Banks and other companies give RSA's SecureID tokens to their customers to authenticate online transactions. Typically, the customer enters his user name and password as well as a one-time password generated by the token that expires in 30 to 60 seconds. By entering this extra password, the customer provides some assurance that he is the legitimate user of the account.
Except now, cyber criminals have compromised some portion of RSA's data infrastructure that generates the one-time tokens. "If you look at the RSA token, there are five elements to token authentication and two are controlled by the user," Litan says. "If the hacker got three elements, they still don't have access to the other two elements. So the attack weakens the effectiveness of SecurID, but there's still two extra factors that help."
The attack is not a disaster or crisis for customers, but it is a disaster for RSA, Litan says. "They need to make serious changes to their program, and they probably shouldn't be controlling three of the five elements." She also points out that certain existing security threats such as Zeus Trojans are already capable of circumventing one-time passwords.

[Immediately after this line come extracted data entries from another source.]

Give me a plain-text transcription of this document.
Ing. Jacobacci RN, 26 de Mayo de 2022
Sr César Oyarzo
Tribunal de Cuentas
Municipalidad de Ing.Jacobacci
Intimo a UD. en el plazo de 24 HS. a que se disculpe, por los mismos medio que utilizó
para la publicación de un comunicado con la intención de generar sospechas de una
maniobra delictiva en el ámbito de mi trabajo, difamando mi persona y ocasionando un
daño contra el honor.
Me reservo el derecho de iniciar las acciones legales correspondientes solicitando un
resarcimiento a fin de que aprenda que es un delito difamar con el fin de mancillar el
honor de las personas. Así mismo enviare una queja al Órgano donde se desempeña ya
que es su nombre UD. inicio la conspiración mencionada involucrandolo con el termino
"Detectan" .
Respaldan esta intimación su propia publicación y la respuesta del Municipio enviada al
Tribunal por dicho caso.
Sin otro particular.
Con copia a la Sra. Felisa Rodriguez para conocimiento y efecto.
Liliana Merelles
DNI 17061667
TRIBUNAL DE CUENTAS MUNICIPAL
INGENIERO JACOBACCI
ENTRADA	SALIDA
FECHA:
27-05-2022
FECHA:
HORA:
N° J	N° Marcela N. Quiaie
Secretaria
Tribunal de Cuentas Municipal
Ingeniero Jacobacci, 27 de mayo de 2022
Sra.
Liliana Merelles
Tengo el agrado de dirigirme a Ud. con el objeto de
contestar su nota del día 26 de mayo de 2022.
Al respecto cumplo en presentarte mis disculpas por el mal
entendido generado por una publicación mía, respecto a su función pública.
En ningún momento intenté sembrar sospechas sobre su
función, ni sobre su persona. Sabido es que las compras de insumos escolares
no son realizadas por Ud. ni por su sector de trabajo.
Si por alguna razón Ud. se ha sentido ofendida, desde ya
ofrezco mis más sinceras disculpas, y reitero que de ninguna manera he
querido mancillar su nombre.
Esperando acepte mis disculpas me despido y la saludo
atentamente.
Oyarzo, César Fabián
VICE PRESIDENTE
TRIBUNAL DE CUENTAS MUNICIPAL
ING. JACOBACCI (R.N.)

However, if customers follow RSA's suggestions, the SecurID token is still stronger than a PIN, Litan says.
The RSA's recommendations to its SecurID customers, included in its latest 8K filing, include these steps:
-Increase security for social media applications and the use of those applications and websites by anyone with access to critical networks.
-Enforce strong password and PIN policies.
-Follow the rule of least privilege when assigning roles and responsibilities to security administrators.
-Re-educate employees on the importance of avoiding suspicious emails, and remind them not to provide user names or other credentials to anyone without verifying that person's identity and authority. Employees should not comply with email or phone-based requests for credentials and should report any such attempts.
-Pay special attention to security around active directories, making full use of Security Incident and Event Manager (SIEM) products and implementing two-factor authentication to control access to active directories.
-Watch closely for changes in user privilege levels and access rights using security monitoring technologies such as SIEM, and consider adding more levels of manual approval for those changes.
-Harden, closely monitor, and limit remote and physical access to infrastructure that is hosting critical security software.
-Examine help desk practices for information leakage that could help an attacker perform a social engineering attack.
-Update security products and the operating systems hosting them with the latest patches.